Dstohl

From Encyclopedia Dramatica
Jump to navigationJump to search
Dave Stohl’s Mom

Famously called an 'Idiot' by ED übergenius and famous newspaper editor Aghar, (so he should know) Dave Stohl, or DStohl, is a creepy, white-haired old man who sits in a room illuminated only by an outdated computer monitor in Intercourse, Moldavia. He is employed by B. L. Zeebub Industries, a lesser known reverse-trolling website of questionable content and productivity that preys upon unsuspecting Christian types. While not strictly Satanic himself, Mr. Stohl is known to occasionally mumble obscenities, stare at breasts, (any breasts) and mercilessly troll MySpace for adventure. On the plus side, DStohl is extremely dedicated to the lulz, and states with conviction that’s what he did it for. That’s what he’s always done it for.

Dave’s Biography

B. L. Zeebub Industries

In his own words:

"After dropping out of high school I joined a circus and obtained employment feeding non-essential parts of my body to animals in a fifty cent side show. Billed as 'Kalvin Kan, The Amazing Anthropocentric Organ Grinder', I prospered there until the show went bankrupt due to lagging interest and several climacteric legal proceedings. Insolvent and without any real prospects, I sold plasma, which provided me with enough money to survive. And although it wasn't actually my own plasma, it eventually allowed me to save enough money to invest in a famous nation-wide chain of drive-thru liquor and gun shops. Although my 'Speedy Bullets And Bourbon' franchise did provide me with a tidy revenue, the combination of driving, firearms and drunkenness were inexplicably becoming 'politically incorrect', so I wisely sold my share in the enterprise to The Branch Davidians. It was then that I developed an interest in religious profiteering, so I invested my capital into a remunerative ideology and created 'The Church Of The Benign Idea', a quasi-religious organization which espoused the ideals of meddlesome indoctrination and ungoverned venality. As ticket boy and minister of propaganda, I was free to further my individual conception of moralistic reality, while at the same time reaping the benefits of an opportune non-taxable income. However, due to an embarrassing sexual tryst I had with an entire Tupperware party in 1990, I was compelled to resign my position by my congregation due to what were described as 'moral anachronisms'. So it was then that I got in one little fight and my mom got scared, and said "You're movin' with your auntie and uncle in bel Air."

tl;dr

Where He Is Now

It was at that point in Dave’s life that he was forced to find employment in a field with absolutely no moral center or ethical code. He then considered either turning to prostitution or becoming an attorney. Then, in a bold notion, he had the inspiration to combine the two professions, but the title of Judicial Pimp-izle just raised too many eyebrows in the heart of white-bread America. Scandalized, financially exasperated and politically destitute, Dave went utterly insane and moved back to his home town of Pittsfield, Massachusetts, where his previous experience with bodily fluids and Tupperware helped him to obtain a position as tour guide at the Berkshire Museum's Ancient Egyptian Plastic Canoptic Jar display, where he is employed to this day. (*NOTE: This information could not be verified.)

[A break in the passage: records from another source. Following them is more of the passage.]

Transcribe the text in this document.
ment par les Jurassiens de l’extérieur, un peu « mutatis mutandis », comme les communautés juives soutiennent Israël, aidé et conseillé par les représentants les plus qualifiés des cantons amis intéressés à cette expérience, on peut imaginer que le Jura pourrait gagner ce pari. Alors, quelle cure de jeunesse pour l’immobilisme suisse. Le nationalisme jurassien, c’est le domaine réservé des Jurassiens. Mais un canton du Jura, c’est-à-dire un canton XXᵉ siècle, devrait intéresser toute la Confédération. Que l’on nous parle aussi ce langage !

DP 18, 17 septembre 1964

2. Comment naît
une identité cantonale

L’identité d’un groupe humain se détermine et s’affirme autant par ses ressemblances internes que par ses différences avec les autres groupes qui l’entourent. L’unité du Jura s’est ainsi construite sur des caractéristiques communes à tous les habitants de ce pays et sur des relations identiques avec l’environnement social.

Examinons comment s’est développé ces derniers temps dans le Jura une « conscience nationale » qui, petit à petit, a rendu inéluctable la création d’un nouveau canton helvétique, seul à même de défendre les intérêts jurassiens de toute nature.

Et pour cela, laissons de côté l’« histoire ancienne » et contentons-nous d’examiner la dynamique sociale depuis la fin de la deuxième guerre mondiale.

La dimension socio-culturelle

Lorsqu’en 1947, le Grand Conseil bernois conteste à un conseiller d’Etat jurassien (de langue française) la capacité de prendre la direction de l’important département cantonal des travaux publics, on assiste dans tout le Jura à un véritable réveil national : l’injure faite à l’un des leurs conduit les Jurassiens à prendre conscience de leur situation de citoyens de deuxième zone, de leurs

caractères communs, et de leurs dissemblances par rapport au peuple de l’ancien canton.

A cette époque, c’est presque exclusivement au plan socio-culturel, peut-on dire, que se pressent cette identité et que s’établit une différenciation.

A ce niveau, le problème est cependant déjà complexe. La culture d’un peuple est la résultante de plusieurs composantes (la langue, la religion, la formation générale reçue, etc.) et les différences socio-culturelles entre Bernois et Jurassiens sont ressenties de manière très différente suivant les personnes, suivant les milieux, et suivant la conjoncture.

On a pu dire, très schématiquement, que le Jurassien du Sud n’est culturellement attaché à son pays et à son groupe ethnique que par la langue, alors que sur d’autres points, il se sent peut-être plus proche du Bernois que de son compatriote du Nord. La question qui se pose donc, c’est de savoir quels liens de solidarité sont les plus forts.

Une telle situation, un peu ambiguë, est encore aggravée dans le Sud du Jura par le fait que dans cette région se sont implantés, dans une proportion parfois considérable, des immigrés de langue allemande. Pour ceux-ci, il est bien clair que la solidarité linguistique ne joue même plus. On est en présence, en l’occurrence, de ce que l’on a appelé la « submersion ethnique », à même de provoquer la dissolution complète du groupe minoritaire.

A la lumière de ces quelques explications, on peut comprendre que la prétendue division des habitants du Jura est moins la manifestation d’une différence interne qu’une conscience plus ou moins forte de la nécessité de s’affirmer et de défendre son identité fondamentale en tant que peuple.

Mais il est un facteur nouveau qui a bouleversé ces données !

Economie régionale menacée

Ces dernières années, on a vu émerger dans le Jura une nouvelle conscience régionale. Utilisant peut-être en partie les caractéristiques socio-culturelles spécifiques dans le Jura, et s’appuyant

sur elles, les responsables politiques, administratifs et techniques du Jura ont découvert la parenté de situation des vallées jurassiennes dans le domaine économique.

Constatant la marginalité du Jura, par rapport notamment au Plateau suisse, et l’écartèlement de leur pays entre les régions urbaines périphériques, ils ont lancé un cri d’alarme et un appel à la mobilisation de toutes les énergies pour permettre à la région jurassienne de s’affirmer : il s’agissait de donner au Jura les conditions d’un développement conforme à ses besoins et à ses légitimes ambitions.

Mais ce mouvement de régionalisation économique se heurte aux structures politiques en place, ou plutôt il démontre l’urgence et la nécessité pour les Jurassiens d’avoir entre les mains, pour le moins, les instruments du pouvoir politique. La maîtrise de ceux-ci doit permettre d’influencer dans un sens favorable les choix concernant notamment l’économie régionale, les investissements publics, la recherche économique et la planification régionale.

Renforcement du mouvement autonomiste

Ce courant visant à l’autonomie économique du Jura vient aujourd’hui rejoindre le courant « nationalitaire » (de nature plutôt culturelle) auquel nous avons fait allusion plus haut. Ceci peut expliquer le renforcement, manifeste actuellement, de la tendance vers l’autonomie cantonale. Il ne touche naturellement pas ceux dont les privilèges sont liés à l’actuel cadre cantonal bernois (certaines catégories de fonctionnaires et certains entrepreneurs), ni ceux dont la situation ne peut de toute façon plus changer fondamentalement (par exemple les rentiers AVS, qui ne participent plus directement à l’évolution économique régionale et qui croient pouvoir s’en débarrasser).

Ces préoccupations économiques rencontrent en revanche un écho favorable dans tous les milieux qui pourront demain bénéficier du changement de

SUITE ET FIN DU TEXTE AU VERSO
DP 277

What He Is Doing At This Very Moment

When not peeking in your windows, Dstohl occasionally makes minor and meaningless changes to ED, after which he rubs his hands together and snickers quietly to himself in his darkened room. He also enjoys making BBQ pictures of famous celebrities and internet tough guys, (yes, that's you Mike, and if you actually had the brains to follow the trail this far I congratulate you! But you still smoke cock, tough guy, LOLZ), and also passes himself off as a horny squirrel on MySpace, after which he again rubs his hands together and snickers quietly to himself in his darkened room. He prefers to fap to hairy 1970’s porn.